What does this mean? Since the second law of thermodynamics states that entropy always increases, this means that given enough time, the matter will be stretched so thin it reverts back into energy, and as the universe continues to expand, eventually all energy gets stretched out so thin that it will dissipate like a soap bubble which is popped… and nothing will be left. And this is the heat death of the universe—the big freeze!
So to make a long answer short: Why does entropy exist? Because the universe we live in is expanding.
Q: So what happens when an Atheist answers all of Ray Comfort’s Questions that Atheists can’t definitively answer? He regains some dignity for the human race. Even so, we can never really erase the embarrassing stain of Ray’s truly blinkered intellect. I’m not throwing out ad hominems, I’m not trying to sound like an intellectual snob (especially since an uneducated toddler starts to sound like an intellectual snob when put next to Ray “the banana guy” Comfort). Believe me when I tell you, I’m gravely serious, what comes out of Ray’s mind is truly mind-boggling, to say the least.

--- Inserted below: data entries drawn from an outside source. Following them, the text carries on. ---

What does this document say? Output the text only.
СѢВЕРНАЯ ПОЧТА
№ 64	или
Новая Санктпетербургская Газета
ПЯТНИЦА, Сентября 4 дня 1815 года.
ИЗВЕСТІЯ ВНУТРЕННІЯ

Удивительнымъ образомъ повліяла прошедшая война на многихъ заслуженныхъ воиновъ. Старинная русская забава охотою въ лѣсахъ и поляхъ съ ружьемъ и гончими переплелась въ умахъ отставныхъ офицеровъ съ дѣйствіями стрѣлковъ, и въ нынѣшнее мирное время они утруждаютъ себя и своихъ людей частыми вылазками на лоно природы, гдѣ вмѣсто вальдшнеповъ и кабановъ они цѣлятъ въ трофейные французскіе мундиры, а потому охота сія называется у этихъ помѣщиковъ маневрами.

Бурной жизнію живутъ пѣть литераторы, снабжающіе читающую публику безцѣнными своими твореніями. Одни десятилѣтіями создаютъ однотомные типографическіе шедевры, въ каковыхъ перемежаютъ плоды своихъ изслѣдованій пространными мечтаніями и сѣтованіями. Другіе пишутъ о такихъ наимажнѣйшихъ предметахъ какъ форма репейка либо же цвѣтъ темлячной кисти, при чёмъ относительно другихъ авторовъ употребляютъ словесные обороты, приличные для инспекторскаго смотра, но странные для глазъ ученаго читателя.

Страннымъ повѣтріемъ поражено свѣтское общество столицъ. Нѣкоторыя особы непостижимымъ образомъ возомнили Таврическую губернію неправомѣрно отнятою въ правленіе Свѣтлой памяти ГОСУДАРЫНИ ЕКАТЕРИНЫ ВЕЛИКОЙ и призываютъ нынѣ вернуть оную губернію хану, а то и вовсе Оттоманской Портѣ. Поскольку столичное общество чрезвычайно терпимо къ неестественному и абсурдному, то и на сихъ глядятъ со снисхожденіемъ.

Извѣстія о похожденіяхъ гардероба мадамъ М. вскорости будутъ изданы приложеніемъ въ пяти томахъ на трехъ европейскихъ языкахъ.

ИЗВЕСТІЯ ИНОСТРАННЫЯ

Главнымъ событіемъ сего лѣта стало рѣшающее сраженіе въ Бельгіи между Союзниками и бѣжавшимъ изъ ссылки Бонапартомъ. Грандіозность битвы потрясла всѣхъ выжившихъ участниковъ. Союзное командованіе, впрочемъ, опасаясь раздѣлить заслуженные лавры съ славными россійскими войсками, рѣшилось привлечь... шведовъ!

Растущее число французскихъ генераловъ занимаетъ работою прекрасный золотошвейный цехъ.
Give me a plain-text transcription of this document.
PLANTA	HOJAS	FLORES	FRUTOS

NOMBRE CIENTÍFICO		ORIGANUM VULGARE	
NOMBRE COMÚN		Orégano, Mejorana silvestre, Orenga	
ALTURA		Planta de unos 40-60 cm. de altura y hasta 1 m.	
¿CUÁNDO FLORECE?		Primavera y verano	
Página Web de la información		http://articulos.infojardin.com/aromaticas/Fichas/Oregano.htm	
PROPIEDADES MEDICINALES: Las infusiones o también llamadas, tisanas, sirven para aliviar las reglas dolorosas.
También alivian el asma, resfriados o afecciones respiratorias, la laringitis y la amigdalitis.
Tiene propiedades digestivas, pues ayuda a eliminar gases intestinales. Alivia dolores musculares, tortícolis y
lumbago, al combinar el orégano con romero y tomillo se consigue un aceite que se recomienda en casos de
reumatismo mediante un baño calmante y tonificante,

What reeks of condescending superciliousness is the fact that Ray thinks that this grand display of intellectual prowess somehow “definitively” stumps the atheist dead in her tracks—when clearly it does not. Of course, having met our match, and with no other recourse but to accept Ray’s brilliant answers, all atheists would have to convert to Evangelical Christianity and be saved. Hallelujah! We’ll all be meeting up at Ray’s place afterwards for free pizza and soda!
Ray Comfort forgot to run spell check apparently, since it is spelled ostrich not “ostridge.”